Each year, students at Stanford Graduate School of Business recognize three faculty members who have made significant contributions in teaching and student impact. Approachability, the push for critical thinking, commitment to creating meaningful educational experiences for students, and consistent guidance and support are four themes common to this year’s teaching awards. This year’s recipients:
2015 MBA Distinguished Teaching Award: Jonathan Levav
This year MBA students chose Associate Professor of Marketing Jonathan Levav, who has been at Stanford GSB since 2011 and teaches the management foundation class, Product Launch, as well as the elective, From Launch to Liquidity.
One nomination said he “represents the passion for doing great things while loving what he does and being interested in the people that surround him.” Another student appreciated his steady encouragement and said that he “really challenges us to think critically about our cases and class discussions. He has inspired depth of thought and created a really fun class that's very challenging in a good way.”
In accepting the award, Levav said the most important lesson in teaching came from his wife, who sensitized him to potential gender differences in classroom interaction. “The challenge for me was how do I create a classroom context where I can be the sort of aggressive-demanding me but do that in an environment where everyone feels comfortable, including people that have different backgrounds and psychology.”
In addition to his MBA teaching, Levav works with students as co-director of all student-led study trips and serves as the faculty director for the Behavioral Lab. He is also faculty director of the Stanford Ignite-Santiago program in innovation and entrepreneurship and faculty co-director of Stanford Ignite-Bangalore.
2015 PhD Faculty Distinguished Service Award: John-Paul Ferguson
PhD students commended Assistant Professor of Organizational Behavior John-Paul Ferguson, whom they call JP, for his clarity in direction, eagerness to problem solve, and his generosity in offering guidance that extends beyond his official duties.
Ferguson, who studies the dynamics of bureaucracy and careers in organizations, teaches Strategic Leadership and Stratification in Organizations. As PhD advisor, he engages with students preparing for an academic career and provides strategic guidance on research. “I have walked into JP’s office with a jumble of related research strands and left with a clear research question and a preliminary empirical strategy,” said one student. His “commitment to PhD students is really unmatched,” said another.
"JP is the ‘Swiss Army knife’ of our faculty,” another student noted. “His willingness to help out with just about any problem or topic makes him a fantastic person to have as our liaison."
Ferguson said he was excited when he received notification of the award, but not for obvious reasons: “I’ve said I’m more proud as a junior professor to win the PhD teaching award versus the MBA teaching award. At this point in my career, I’m trying to develop my reputation as a researcher, and being strong at advising PhD students, developing their research topics with them and so on, is an important skill to be honing,” he said. Ferguson sees his role as providing important perspective to help students frame their research in order to broaden their appeal to new and differing audiences.
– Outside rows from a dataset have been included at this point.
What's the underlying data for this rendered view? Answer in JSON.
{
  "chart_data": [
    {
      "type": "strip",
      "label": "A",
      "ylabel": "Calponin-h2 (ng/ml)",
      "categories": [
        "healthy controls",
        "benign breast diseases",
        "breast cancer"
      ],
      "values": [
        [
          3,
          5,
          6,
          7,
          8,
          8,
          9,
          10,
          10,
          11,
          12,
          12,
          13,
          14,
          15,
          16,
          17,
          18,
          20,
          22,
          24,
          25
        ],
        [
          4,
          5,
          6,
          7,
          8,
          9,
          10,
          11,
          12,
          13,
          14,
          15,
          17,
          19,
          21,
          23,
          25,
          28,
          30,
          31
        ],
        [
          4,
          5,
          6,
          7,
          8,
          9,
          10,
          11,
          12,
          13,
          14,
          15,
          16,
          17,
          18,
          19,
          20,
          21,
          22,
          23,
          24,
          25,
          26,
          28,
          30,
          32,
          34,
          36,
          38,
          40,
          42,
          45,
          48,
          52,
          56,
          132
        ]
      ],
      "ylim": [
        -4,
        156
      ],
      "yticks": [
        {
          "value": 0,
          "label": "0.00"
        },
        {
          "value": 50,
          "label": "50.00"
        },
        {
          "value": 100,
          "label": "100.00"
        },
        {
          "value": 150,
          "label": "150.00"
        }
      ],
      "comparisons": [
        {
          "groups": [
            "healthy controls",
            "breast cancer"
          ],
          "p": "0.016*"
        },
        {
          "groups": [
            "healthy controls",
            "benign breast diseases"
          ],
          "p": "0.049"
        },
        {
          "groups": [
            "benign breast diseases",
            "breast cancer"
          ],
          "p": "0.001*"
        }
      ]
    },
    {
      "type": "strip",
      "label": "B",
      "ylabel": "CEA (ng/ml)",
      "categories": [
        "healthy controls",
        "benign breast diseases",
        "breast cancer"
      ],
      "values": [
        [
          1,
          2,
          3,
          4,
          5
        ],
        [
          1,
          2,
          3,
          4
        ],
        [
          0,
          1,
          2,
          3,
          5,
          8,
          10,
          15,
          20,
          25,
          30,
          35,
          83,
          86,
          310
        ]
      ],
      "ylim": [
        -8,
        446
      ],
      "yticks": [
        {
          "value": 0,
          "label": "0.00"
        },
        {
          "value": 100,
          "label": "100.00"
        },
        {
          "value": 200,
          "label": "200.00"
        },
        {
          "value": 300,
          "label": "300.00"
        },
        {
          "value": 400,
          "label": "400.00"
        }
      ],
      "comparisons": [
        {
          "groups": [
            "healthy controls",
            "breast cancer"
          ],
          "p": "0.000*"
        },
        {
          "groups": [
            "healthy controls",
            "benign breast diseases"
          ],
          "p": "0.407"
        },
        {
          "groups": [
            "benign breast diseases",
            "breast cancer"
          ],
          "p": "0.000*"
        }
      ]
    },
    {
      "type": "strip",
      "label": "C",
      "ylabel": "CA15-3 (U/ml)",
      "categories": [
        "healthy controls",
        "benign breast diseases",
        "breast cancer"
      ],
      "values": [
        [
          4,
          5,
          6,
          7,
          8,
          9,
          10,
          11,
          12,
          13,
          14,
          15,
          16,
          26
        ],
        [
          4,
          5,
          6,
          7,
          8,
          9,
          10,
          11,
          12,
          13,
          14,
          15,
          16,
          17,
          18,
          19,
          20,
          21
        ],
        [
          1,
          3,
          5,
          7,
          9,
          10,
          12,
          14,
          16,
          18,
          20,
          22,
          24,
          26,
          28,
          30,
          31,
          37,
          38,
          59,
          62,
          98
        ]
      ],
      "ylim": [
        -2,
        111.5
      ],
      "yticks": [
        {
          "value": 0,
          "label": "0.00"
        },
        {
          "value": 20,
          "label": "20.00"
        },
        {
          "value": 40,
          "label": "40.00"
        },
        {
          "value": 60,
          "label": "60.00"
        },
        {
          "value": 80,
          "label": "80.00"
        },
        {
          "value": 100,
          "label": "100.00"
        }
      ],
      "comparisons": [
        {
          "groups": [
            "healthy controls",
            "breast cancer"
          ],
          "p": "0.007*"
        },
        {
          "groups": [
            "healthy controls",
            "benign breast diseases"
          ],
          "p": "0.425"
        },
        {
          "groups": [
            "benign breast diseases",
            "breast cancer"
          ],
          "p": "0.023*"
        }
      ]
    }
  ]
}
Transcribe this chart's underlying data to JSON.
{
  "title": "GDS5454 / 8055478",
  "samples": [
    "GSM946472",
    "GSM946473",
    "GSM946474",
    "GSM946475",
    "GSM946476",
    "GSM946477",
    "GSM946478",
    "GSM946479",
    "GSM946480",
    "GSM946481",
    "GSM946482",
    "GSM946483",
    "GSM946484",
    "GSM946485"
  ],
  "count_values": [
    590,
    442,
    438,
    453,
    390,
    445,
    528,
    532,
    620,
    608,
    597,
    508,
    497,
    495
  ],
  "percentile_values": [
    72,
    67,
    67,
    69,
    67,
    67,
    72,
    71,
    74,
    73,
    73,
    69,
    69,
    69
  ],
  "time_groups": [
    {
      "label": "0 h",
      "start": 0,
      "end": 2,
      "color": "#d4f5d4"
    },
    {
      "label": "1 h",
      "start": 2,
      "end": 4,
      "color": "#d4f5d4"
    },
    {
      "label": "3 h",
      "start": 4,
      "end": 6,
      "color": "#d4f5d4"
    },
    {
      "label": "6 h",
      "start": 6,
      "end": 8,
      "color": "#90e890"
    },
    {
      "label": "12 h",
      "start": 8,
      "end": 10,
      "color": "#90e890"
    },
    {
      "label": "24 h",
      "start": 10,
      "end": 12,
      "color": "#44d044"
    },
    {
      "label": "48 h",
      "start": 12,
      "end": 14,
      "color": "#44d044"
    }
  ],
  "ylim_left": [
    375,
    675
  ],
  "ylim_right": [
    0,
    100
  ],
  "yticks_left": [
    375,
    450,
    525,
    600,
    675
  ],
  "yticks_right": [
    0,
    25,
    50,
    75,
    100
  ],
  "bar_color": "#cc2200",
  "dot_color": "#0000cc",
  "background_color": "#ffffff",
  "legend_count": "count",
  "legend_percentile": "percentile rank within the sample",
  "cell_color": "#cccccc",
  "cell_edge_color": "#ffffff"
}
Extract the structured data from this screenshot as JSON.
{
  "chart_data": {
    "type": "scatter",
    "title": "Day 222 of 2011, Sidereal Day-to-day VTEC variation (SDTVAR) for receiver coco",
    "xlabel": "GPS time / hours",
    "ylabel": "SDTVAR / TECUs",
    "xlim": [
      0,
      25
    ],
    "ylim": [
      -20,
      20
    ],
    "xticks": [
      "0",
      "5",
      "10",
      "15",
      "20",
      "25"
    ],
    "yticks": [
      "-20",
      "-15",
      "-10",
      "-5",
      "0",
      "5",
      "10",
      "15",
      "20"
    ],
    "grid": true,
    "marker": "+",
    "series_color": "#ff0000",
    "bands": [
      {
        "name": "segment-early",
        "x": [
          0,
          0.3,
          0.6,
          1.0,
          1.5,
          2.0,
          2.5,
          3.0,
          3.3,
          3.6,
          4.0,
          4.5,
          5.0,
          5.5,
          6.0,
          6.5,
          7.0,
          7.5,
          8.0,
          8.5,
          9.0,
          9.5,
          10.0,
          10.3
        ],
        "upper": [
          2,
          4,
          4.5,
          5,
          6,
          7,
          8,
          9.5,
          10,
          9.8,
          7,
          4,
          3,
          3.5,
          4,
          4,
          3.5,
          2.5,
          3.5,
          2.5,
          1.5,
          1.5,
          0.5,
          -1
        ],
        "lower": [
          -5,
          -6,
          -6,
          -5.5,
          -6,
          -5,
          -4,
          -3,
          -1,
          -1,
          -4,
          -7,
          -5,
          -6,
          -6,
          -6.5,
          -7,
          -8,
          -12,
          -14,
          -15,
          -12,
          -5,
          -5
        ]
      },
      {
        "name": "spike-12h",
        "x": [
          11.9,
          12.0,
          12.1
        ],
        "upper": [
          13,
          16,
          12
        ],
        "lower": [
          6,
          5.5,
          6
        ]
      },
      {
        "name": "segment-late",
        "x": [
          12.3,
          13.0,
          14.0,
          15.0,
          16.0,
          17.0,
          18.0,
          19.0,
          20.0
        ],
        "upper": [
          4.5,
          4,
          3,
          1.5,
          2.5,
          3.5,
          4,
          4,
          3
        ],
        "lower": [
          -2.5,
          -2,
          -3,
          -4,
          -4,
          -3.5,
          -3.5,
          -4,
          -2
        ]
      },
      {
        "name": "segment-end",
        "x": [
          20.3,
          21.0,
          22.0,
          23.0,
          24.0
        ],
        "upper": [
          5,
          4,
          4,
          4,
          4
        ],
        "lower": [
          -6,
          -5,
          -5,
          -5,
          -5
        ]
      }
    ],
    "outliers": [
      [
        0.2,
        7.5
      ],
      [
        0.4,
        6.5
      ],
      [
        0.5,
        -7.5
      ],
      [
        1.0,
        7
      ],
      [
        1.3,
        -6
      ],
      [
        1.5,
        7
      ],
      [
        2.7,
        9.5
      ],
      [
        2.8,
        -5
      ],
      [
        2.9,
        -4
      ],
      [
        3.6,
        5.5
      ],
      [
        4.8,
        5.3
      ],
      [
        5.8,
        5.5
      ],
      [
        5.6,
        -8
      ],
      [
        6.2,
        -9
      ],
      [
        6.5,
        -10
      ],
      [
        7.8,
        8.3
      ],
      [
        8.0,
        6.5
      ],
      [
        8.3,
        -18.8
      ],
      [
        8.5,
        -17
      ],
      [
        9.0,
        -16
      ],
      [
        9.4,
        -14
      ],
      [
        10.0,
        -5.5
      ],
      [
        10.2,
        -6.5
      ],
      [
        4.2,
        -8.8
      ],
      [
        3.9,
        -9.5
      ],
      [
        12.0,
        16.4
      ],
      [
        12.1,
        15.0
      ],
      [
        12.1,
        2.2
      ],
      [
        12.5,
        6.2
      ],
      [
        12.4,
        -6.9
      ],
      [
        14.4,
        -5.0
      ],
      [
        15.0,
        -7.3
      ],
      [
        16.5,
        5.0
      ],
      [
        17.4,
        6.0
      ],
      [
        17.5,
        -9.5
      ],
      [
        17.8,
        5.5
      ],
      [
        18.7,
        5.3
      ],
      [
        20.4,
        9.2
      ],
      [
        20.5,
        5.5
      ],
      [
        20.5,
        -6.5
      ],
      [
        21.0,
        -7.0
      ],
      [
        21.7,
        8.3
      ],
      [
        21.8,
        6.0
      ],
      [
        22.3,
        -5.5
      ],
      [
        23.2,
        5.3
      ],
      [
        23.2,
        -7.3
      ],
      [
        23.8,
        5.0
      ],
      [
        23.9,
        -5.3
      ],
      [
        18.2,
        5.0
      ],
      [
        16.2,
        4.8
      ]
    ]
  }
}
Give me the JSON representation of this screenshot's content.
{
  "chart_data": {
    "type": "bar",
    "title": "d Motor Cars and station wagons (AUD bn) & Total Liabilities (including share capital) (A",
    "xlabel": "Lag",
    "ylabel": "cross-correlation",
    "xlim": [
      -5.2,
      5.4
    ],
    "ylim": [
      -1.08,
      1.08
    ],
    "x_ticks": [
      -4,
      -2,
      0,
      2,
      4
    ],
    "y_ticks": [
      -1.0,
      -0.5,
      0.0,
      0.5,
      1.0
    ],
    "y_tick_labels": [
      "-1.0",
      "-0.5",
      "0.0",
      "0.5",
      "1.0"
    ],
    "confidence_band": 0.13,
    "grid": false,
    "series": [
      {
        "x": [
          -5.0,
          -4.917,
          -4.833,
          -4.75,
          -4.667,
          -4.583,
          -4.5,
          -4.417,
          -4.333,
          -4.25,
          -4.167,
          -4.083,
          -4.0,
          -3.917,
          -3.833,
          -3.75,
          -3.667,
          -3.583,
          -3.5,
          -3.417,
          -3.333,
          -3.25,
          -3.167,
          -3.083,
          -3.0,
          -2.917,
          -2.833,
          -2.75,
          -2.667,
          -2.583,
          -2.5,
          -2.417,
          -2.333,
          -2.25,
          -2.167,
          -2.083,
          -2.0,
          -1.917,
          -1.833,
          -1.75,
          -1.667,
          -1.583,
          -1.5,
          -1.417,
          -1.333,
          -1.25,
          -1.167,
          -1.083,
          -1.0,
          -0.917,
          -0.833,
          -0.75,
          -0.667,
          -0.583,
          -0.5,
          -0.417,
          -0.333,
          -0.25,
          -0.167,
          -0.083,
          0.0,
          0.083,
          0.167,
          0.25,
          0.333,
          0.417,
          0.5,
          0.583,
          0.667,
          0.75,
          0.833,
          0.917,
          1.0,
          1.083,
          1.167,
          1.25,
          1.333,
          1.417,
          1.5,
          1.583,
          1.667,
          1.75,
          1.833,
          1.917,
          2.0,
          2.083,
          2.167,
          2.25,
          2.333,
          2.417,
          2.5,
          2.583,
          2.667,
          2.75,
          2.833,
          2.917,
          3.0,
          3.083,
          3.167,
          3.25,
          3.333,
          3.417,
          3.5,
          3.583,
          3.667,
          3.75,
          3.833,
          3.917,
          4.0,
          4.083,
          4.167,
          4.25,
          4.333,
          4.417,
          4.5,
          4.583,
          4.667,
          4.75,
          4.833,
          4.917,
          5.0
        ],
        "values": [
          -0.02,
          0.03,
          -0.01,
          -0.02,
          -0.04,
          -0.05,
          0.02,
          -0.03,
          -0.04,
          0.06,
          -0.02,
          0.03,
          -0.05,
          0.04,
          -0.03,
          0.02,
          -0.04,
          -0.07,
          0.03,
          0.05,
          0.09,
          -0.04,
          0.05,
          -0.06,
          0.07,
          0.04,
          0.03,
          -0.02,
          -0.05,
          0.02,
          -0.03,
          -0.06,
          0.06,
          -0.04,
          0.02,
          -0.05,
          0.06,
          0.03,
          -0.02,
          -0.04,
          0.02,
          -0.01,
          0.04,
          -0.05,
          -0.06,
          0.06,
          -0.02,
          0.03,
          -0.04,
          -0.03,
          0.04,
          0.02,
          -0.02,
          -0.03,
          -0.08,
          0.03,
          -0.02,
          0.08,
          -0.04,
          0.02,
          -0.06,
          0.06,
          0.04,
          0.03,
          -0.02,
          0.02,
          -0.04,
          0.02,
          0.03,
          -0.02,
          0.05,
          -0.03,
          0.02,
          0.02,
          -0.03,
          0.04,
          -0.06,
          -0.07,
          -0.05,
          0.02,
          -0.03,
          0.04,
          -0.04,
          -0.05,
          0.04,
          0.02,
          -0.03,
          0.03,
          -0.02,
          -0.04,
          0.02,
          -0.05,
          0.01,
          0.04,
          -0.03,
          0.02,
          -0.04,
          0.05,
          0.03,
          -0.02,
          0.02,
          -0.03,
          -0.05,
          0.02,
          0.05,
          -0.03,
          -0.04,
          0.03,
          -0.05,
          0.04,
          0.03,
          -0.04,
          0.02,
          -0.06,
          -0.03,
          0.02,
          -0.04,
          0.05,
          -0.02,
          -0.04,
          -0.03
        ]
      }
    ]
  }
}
He also said that when students come to him for research advice, his guidance often veers outside topics confined to empirical research to career and personal advising.
MSx Distinguished Teaching Award: Elizabeth Blankespoor
Assistant Professor of Accounting Elizabeth Blankespoor, who studies financial reporting and corporate disclosure, teaches Global Financial Reporting.
Students honored Blankespoor for taking on the difficult global accounting course and then making it even more difficult for herself by teaching the advanced version of the class.
In identifying Blankespoor for the award, the nominating committee acknowledged that “spending 10 weeks teaching to CPAs, CFOs, FDs must have been hard, yet she balanced imparting knowledge with humility, in equal measure, to inspire the students each week.”
Students praised Blankespoor’s enthusiasm for teaching MSx students advanced accounting topics: "The passion for the subject and for teaching clearly comes through," said one student.
"The effort that goes into each class is outstanding; to care that each person ‘gets it’ is amazing," another student noted.
Upon acceptance, Blankespoor called the award a “wonderful surprise.” She noted that last spring when first asked to teach the course, she was curious as to what the experience would yield. Given the MSx class is a bit larger than MBA classes, she wondered if the size might hamper discussion. “I soon realized we didn’t have a problem with discussion, it was [with] getting a word in edgewise,” she joked at the award ceremony.
The MSx students’ diverse backgrounds, she said, led them to be “as excited about advanced accounting as I am.”
Her research focuses on the determinants of financial reporting and corporate disclosure choice, as well as the implications of these choices for capital market participants, regulators, and the flow of financial information. Her recent work examines the role of information processing costs in firm disclosure choice, the impact of changes in information technology on financial information flow, and the use of fair values in financial reporting.